Safoura Cissé, reine du noni pour une agro industrie vertueuse

Sous le soleil brûlant de la saison sèche sahélienne, foulard noué sur la tête et panier d’osier dans les bras, Safoura Cissé répète inlassablement les mêmes gestes. Se rendre au pied d‘un arbre, se baisser et en ramasser les fruits frais et très odorants tombés sur le sol, avant d’aller les stocker.

12 août 2024
a man holding a banana

Mali

Photo: UNDP WACA

Une plante peu commune aux multi potentiels
Dans son champ de deux hectares, situé en périphérie de Ségou, a près de 240 kilomètres à l’est de Bamako la capitale malienne, la jeune femme a choisi de cultiver une plante pour le moins originale. Le Morinda Citrifolia, plus couramment appelé le Noni. Un arbuste pouvant atteindre jusqu’à 6 mètres de haut produisant abondamment et rapidement des fruits ovoïdes de couleur vert clair de la taille d’un petit avocat. Des fruits contenant une forte concentration en vitamines, minéraux, enzymes, alcaloïdes, acides aminés et antioxydants.

Pour la jeune malienne de 26 ans, passionnée par la terre depuis toujours, tout a démarré en 2019. La plante est traditionnellement recommandée et consommée pour ses nombreuses propriétés antibactériennes, antivirales, antifongiques, anti inflammatoires et cicatrisantes. Safoura lance alors « Health Secret », une entreprise de production, de transformation et de commercialisation du Noni.
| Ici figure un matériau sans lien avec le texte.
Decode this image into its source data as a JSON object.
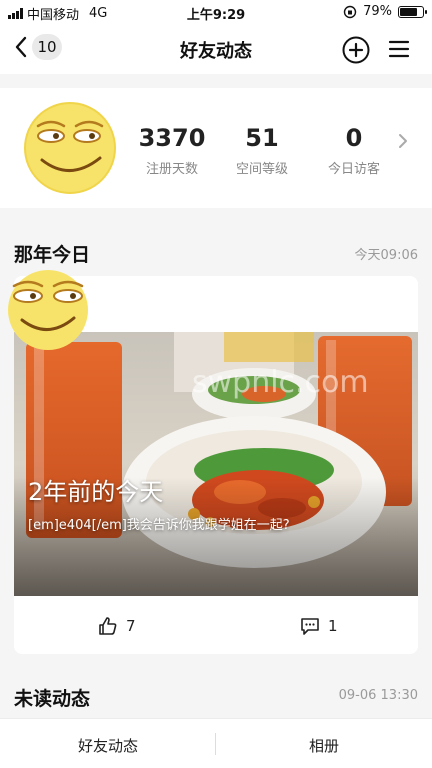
{
  "status": {
    "carrier": "中国移动",
    "network": "4G",
    "time": "上午9:29",
    "battery_text": "79%",
    "battery_level": 0.79
  },
  "nav": {
    "back_count": "10",
    "title": "好友动态",
    "add_icon": "plus-circle-icon",
    "menu_icon": "hamburger-menu-icon"
  },
  "profile": {
    "stats": [
      {
        "value": "3370",
        "label": "注册天数"
      },
      {
        "value": "51",
        "label": "空间等级"
      },
      {
        "value": "0",
        "label": "今日访客"
      }
    ]
  },
  "memory": {
    "section_title": "那年今日",
    "section_time": "今天09:06",
    "overlay_title": "2年前的今天",
    "overlay_text": "[em]e404[/em]我会告诉你我跟学姐在一起?",
    "watermark": "swpnlc.com",
    "likes": "7",
    "comments": "1"
  },
  "unread": {
    "section_title": "未读动态",
    "section_time": "09-06 13:30"
  },
  "tabs": [
    {
      "label": "好友动态"
    },
    {
      "label": "相册"
    }
  ]
}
« Au delà du potentiel intrinsèque de la plante et du fruit, l’idée était de créer un produit à valeur ajoutée au sein d’une structure ayant de l’impact socialement, afin de contribuer à l’amélioration de la situation alimentaire et nutritionnelle des populations. Notre champ d’action croise les domaines de l’agro alimentaire et de la santé »
Safoura Cissé, Présidente de Health Secret Mali

Au Mali, la malnutrition et l’insécurité alimentaire ont causés des pertes cumulées d’environ 266 milliards de FCFA soit 4,06% du PIB national chaque année selon le bureau malien du PNUD (étude sur le coût de la faim réalisée en 2017), qui précise que des solutions alternatives crédibles à fort impact socio-économiques et environnementaux doivent être envisagées pour accompagner les politiques et stratégies nationales de lutte contre l’insécurité alimentaire et nutritionnelle.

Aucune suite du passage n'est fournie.